Associate Justice of the California Court of Appeal, Second District, Division 1
- In office October 14, 1935 – 1958
- Appointed by: Frank Merriam

Personal details
- Born: William C. Doran December 21, 1884 Cincinnati, Ohio, U.S.
- Died: January 23, 1965 (aged 80) Los Angeles, California, U.S.
- Spouse: Juanita Doran
- Children: 2
- Education: University of Southern California Law School
- Occupation: Jurist

= William C. Doran =

American judge

William C. Doran (December 21, 1884 – January 23, 1965) was an associate justice of the California Court of Appeal, Second Appellate District, Division 1, from October 14, 1935, until 1958.

==Biography==
Born in Cincinnati, Ohio, Doran moved to California at the age of 12. He received his law degree from the University of Southern California Law School in 1907 and was admitted to the bar in July of that year. He was a deputy district attorney in Los Angeles County from 1910 to 1917 and chief deputy from 1917 to 1923. In 1921, Doran assisted with the prosecution of Fatty Arbuckle for the rape and murder of Virginia Rappe. Doran also played a key role in the Ku Klux Klan raid in Inglewood, California, that precipitated the outlawing of the Klan in the state.

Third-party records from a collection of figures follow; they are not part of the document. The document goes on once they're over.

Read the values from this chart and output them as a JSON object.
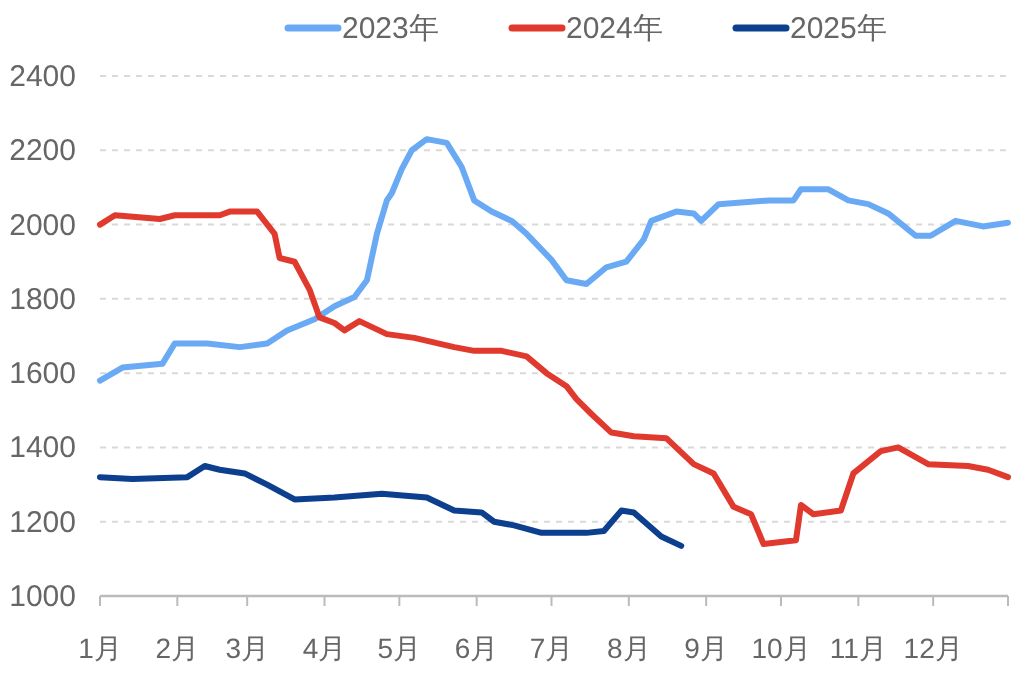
{
  "chart_data": {
    "type": "line",
    "legend": "top",
    "grid": "y",
    "xlim": [
      "--01-01",
      "--12-31"
    ],
    "xticks": [
      {
        "value": "--01-01",
        "label": "1月"
      },
      {
        "value": "--02-01",
        "label": "2月"
      },
      {
        "value": "--03-01",
        "label": "3月"
      },
      {
        "value": "--04-01",
        "label": "4月"
      },
      {
        "value": "--05-01",
        "label": "5月"
      },
      {
        "value": "--06-01",
        "label": "6月"
      },
      {
        "value": "--07-01",
        "label": "7月"
      },
      {
        "value": "--08-01",
        "label": "8月"
      },
      {
        "value": "--09-01",
        "label": "9月"
      },
      {
        "value": "--10-01",
        "label": "10月"
      },
      {
        "value": "--11-01",
        "label": "11月"
      },
      {
        "value": "--12-01",
        "label": "12月"
      },
      {
        "value": "--12-31",
        "label": null
      }
    ],
    "ylim": [
      1000,
      2400
    ],
    "yticks": [
      1000,
      1200,
      1400,
      1600,
      1800,
      2000,
      2200,
      2400
    ],
    "series": [
      {
        "name": "2023年",
        "color": "#6aaaf5",
        "x": [
          "--01-01",
          "--01-10",
          "--01-26",
          "--01-31",
          "--02-13",
          "--02-26",
          "--03-09",
          "--03-17",
          "--03-28",
          "--04-05",
          "--04-13",
          "--04-18",
          "--04-22",
          "--04-26",
          "--04-28",
          "--05-02",
          "--05-06",
          "--05-12",
          "--05-20",
          "--05-26",
          "--05-31",
          "--06-07",
          "--06-15",
          "--06-21",
          "--07-01",
          "--07-07",
          "--07-15",
          "--07-23",
          "--07-31",
          "--08-07",
          "--08-10",
          "--08-20",
          "--08-27",
          "--08-30",
          "--09-06",
          "--09-26",
          "--10-06",
          "--10-09",
          "--10-20",
          "--10-28",
          "--11-05",
          "--11-13",
          "--11-24",
          "--11-30",
          "--12-10",
          "--12-21",
          "--12-31"
        ],
        "values": [
          1580,
          1615,
          1625,
          1680,
          1680,
          1670,
          1680,
          1715,
          1745,
          1780,
          1805,
          1850,
          1975,
          2065,
          2085,
          2150,
          2200,
          2230,
          2220,
          2155,
          2065,
          2035,
          2010,
          1975,
          1905,
          1850,
          1840,
          1885,
          1900,
          1960,
          2010,
          2035,
          2030,
          2010,
          2055,
          2065,
          2065,
          2095,
          2095,
          2065,
          2055,
          2030,
          1970,
          1970,
          2010,
          1995,
          2005
        ]
      },
      {
        "name": "2024年",
        "color": "#e03a2e",
        "x": [
          "--01-01",
          "--01-07",
          "--01-25",
          "--01-31",
          "--02-18",
          "--02-22",
          "--03-05",
          "--03-12",
          "--03-14",
          "--03-20",
          "--03-26",
          "--03-30",
          "--04-05",
          "--04-09",
          "--04-15",
          "--04-26",
          "--05-07",
          "--05-23",
          "--05-31",
          "--06-11",
          "--06-21",
          "--06-29",
          "--07-07",
          "--07-11",
          "--07-17",
          "--07-25",
          "--08-03",
          "--08-16",
          "--08-27",
          "--09-04",
          "--09-12",
          "--09-19",
          "--09-24",
          "--10-07",
          "--10-09",
          "--10-14",
          "--10-25",
          "--10-30",
          "--11-10",
          "--11-17",
          "--11-29",
          "--12-15",
          "--12-23",
          "--12-31"
        ],
        "values": [
          2000,
          2025,
          2015,
          2025,
          2025,
          2035,
          2035,
          1975,
          1910,
          1900,
          1825,
          1750,
          1735,
          1715,
          1740,
          1705,
          1695,
          1670,
          1660,
          1660,
          1645,
          1600,
          1565,
          1530,
          1490,
          1440,
          1430,
          1425,
          1355,
          1330,
          1240,
          1220,
          1140,
          1150,
          1245,
          1220,
          1230,
          1330,
          1390,
          1400,
          1355,
          1350,
          1340,
          1320
        ]
      },
      {
        "name": "2025年",
        "color": "#0d3f8f",
        "x": [
          "--01-01",
          "--01-14",
          "--02-05",
          "--02-12",
          "--02-18",
          "--02-28",
          "--03-09",
          "--03-20",
          "--04-05",
          "--04-24",
          "--05-12",
          "--05-23",
          "--06-03",
          "--06-08",
          "--06-16",
          "--06-27",
          "--07-15",
          "--07-22",
          "--07-29",
          "--08-03",
          "--08-14",
          "--08-22"
        ],
        "values": [
          1320,
          1315,
          1320,
          1350,
          1340,
          1330,
          1300,
          1260,
          1265,
          1275,
          1265,
          1230,
          1225,
          1200,
          1190,
          1170,
          1170,
          1175,
          1230,
          1225,
          1160,
          1135
        ]
      }
    ]
  }
}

In 1923, Doran was made a judge of the Los Angeles County Superior Court, a position he held from January 2, 1923 to October 13, 1935. In 1935, Doran was elevated by Governor Frank Merriam to a seat on the California District Court of Appeal.

==Personal life and death==
Doran and his wife, Juanita, had two sons, William E. and John (nicknamed Jack). Doran died at his home in Los Angeles, California, at the age of 80, having experienced a lengthy period of disability due to a series of strokes. Following his death, Doran's estate was estimated to be worth $500,000.